Всё как много лет назад, когда бродяжил, сонно думал Пруит. Ни женщин, ни виски, ни сигарет, ни денег. Закрой глаза — и ты снова среди бродяг на окраине захолустного городишки, мирно пылящегося под деревьями, на подветренном склоне железнодорожной насыпи, за цистерной, защищающей тебя и ребят от ветра, и ты сидишь с ними у небольшого костра, набив живот роскошной баландой, для которой тебе было поручено спереть морковку, или, может, пару луковиц, или немного картошки. И окружают тебя сейчас те же лица, ты слышишь те же голоса, и говор тот же, знакомый, американский говор.

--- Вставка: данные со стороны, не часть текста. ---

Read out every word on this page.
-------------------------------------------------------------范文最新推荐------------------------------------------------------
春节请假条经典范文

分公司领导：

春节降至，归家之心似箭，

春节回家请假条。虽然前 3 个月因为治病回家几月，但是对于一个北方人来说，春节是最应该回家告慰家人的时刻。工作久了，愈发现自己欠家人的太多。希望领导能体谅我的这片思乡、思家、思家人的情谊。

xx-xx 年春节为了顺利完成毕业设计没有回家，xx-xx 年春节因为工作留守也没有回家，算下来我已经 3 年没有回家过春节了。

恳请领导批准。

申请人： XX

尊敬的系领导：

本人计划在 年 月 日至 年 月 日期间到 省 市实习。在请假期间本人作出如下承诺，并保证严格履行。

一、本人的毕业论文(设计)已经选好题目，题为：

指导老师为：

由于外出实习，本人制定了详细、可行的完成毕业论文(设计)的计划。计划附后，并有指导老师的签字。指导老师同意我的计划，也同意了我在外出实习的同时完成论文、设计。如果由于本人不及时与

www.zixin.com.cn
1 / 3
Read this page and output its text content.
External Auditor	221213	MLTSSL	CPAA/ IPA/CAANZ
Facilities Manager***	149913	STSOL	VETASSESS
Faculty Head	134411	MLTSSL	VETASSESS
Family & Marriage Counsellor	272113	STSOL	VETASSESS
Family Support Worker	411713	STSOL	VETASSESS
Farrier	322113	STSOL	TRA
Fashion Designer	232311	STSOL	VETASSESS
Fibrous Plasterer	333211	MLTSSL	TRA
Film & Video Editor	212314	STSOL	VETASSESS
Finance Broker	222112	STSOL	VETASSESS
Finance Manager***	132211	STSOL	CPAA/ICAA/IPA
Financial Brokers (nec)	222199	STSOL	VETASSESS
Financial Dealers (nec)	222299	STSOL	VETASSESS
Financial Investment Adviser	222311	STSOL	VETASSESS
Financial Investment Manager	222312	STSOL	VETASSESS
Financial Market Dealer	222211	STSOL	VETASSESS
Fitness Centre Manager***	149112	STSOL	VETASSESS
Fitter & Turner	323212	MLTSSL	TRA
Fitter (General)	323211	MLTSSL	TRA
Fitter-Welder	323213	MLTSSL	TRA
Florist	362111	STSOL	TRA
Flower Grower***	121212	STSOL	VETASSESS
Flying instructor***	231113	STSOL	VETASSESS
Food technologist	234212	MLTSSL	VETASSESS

Американские лица, сонно думал он в том счастливом прозрении мученика, на которое его обрекли его страсть и судьба, американские лица и голоса, худосочные от изнуряющих недугов ненасытной, сластолюбивой, алчной и лживой Америки, но сейчас обретшие силу — силу, рожденную необходимостью и потому единственно подлинную; грубые, крепкие, жесткие лица и голоса, несущие в себе продолжение великой давней американской традиции, лица и голоса лесорубов и трудяг фермеров, которые тоже отчаянно боролись, чтобы выжить. Вот она, твоя армия, Америка, хотелось ему крикнуть сквозь сон, вот она, твоя мощь, которую Ты сама взрастила, не сумев переломить ей хребет, и хочешь Ты того или не хочешь, но очень скоро Тебе придется опереться на эту мощь, как бы это ни било по Твоей гордости. Здесь, во втором, Твоя элита, которую Ты сто раз перебирала по зернышку, просеивала сквозь одно сито, сквозь другое, сквозь третье до тех пор, пока не отлетела вся шелуха, пока не отделился весь сор, пока не отсеялась вся гангренозная гниль, так пугающая писак-социологов, пока не остались только те, кто сидит здесь сейчас, — несокрушимые, суровые, закаленнейшие из закаленных, способные не только постоять за себя, но и восторжествовать над всем миром жестокой силы.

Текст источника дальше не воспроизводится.